A performance of “Carmen” at the Metropolitan Opera was disrupted Friday night by demonstrators, including at least one who made his way onstage during Act 1, setting off confusion and then anger from the audience and bringing the production to a halt, eyewitnesses said.
Three demonstrators were arrested by the New York City police — called in by Metropolitan Opera security officers — and removed from the hall. While it was not immediately clear what they were protesting, eyewitnesses said one of them had denounced David H. Koch, the billionaire industrialist, a polarizing figure who poured much of his fortune into right-wing causes and a campaign to discredit the idea of climate change. An attendee said that one of the protesters had used disparaging words from the stage to describe Koch and had shouted, “You know I’m right.”
Koch has close ties to Lincoln Center. The theater next to the opera house, home to New York City Ballet, is named after Koch, who died in 2019 and was a major arts benefactor.
The performance was suspended for about 15 minutes.
“I am at the Met Opera experiencing Carmen,” Gale A. Brewer, a member of the New York City Council, posted on X at about 9 p.m. “A great production but there is some disturbance/protest so the opera has been temporarily suspended.”
A short while later, Brewer updated her report: “Carmen resumed.”
Protests at arts events have become common over these past few years — most recently in response to the Israeli military’s killings of civilians in Gaza. But the appearance of protesters onstage was a cause of at least momentary befuddlement that gave way to anger and shouts from the audience of “Loser” and “Put them in jail.”

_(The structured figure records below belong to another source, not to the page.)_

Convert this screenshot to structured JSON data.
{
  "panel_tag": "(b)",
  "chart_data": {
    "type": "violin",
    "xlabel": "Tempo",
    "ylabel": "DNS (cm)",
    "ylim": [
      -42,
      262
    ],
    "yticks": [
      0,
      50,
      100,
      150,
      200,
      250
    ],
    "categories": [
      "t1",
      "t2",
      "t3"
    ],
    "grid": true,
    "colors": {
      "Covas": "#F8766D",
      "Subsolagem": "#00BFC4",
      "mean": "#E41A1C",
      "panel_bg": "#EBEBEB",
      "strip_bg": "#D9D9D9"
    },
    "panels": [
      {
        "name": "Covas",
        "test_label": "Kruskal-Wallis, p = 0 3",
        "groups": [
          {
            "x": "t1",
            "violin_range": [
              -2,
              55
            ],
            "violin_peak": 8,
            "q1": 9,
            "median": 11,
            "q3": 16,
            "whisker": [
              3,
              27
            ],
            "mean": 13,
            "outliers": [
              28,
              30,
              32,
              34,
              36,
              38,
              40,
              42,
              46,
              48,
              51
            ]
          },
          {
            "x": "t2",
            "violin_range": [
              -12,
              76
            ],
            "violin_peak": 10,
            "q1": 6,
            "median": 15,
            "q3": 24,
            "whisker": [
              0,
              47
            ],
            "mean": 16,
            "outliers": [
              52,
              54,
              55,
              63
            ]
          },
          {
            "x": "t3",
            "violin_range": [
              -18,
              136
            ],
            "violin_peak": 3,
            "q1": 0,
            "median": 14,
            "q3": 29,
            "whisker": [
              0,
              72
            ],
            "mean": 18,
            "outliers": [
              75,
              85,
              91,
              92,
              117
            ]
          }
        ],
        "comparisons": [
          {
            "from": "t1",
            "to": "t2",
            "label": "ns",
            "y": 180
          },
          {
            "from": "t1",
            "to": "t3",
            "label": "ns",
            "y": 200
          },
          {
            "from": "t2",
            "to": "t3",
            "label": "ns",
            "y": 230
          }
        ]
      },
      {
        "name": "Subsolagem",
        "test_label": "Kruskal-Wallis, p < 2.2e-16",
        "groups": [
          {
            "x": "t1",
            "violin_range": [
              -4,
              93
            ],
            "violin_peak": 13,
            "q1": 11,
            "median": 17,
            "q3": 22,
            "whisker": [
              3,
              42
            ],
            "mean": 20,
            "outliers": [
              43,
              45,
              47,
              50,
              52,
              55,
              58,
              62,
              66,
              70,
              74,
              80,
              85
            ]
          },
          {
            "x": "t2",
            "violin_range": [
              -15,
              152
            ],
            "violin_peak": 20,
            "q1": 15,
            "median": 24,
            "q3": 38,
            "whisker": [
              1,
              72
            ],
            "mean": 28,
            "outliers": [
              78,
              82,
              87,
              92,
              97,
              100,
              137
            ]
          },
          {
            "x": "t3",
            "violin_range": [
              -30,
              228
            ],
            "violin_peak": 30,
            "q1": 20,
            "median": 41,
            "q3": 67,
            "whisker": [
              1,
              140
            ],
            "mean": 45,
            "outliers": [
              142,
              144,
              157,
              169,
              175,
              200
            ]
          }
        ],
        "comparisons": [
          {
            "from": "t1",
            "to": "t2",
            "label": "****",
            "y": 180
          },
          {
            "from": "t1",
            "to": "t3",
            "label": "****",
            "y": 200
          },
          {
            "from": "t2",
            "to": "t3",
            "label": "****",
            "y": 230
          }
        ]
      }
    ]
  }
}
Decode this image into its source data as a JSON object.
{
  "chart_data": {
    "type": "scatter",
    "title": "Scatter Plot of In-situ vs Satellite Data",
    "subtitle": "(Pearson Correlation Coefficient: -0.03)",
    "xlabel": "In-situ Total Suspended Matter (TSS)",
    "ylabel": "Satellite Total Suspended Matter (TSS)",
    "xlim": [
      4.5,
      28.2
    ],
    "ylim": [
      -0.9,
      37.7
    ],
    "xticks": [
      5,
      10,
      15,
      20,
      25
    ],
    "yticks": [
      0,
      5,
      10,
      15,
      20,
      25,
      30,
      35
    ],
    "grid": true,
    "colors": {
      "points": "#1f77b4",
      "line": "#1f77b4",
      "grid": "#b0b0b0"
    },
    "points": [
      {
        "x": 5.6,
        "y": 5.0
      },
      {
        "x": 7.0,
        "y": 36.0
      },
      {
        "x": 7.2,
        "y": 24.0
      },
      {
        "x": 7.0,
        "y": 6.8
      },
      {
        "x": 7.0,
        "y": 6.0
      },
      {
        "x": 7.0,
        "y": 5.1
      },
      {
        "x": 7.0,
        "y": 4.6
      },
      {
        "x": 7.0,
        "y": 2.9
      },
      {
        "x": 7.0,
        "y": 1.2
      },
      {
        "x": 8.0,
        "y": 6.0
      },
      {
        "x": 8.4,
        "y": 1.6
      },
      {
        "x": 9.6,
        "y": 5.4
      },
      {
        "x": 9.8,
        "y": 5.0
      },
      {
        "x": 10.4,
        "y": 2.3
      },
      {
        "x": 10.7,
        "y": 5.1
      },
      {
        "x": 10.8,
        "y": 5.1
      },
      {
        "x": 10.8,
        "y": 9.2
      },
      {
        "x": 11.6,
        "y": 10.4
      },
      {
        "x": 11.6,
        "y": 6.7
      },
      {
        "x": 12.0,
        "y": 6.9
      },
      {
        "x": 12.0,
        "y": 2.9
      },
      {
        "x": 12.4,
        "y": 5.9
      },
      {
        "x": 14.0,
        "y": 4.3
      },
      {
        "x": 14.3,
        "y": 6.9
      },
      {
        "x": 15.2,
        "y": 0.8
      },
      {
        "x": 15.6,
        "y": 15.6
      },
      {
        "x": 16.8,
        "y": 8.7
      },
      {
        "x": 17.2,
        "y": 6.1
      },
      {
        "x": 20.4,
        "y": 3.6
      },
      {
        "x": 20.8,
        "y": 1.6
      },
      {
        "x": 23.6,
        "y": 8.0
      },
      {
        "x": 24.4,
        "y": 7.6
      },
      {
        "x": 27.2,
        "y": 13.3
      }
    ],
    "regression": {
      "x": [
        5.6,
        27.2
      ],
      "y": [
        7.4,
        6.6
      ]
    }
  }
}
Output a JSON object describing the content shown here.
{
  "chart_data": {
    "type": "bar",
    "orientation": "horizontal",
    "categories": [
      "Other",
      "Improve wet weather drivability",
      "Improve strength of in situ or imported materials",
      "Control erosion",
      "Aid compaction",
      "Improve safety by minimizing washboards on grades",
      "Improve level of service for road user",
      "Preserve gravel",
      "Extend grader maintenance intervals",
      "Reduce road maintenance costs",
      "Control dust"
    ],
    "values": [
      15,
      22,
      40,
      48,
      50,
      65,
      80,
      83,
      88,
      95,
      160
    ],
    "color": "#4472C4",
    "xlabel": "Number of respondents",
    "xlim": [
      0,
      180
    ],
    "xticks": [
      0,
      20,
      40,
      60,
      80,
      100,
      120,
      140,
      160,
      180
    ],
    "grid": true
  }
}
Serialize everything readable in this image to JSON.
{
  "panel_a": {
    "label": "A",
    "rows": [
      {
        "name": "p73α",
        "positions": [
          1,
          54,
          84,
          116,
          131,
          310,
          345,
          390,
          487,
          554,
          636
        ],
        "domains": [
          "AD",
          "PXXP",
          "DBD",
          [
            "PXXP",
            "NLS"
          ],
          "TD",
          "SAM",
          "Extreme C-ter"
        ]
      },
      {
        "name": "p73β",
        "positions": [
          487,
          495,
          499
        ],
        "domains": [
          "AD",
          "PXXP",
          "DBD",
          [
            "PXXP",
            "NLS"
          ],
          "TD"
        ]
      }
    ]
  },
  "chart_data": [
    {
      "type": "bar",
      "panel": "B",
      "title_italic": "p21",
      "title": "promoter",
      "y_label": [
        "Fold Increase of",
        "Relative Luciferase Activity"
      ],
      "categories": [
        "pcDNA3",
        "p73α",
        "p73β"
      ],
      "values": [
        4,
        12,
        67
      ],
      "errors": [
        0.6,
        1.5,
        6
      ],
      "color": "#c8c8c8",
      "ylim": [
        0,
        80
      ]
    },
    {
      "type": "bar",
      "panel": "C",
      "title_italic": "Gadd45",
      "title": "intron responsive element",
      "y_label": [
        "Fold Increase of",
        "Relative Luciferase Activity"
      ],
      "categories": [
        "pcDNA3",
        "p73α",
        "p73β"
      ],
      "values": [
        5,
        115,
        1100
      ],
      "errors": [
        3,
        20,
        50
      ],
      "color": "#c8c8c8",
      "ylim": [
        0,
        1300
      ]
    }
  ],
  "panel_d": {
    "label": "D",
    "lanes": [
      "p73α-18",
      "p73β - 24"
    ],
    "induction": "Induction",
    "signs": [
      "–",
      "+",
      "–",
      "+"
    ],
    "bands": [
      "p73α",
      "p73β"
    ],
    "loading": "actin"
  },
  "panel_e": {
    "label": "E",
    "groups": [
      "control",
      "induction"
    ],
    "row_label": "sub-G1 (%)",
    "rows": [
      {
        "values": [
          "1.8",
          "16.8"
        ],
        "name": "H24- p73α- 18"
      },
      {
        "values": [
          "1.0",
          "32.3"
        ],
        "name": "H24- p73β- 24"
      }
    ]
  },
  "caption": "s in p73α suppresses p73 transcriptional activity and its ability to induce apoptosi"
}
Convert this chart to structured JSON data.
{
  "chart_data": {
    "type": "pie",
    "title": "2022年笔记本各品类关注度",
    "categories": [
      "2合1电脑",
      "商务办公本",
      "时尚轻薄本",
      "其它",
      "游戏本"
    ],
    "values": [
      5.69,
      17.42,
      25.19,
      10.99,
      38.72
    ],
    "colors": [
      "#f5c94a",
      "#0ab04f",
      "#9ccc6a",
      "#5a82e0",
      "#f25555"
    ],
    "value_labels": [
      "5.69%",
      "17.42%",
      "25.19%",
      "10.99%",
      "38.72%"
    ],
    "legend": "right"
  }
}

A spokeswoman for the Met said that some protesters had been heard talking about Project 2025, the political initiative drawn up by the conservative Heritage Foundation that has been used as a blueprint for remaking the government during Trump’s second administration.
“We don’t have all the information about what the protesters were protesting yet,” said Jen Luzzo, the press director for the Met. “It’s still a little hazy.”
This production of “Carmen,” which opened in 2024, updates Bizet’s classic opera, setting it in America on what seems to be the border with Mexico, though it does not specifically address the immigration issue that Mr. Trump has championed during his first year in office.
Adam Nagourney is a Times reporter covering cultural, government and political stories in New York and California.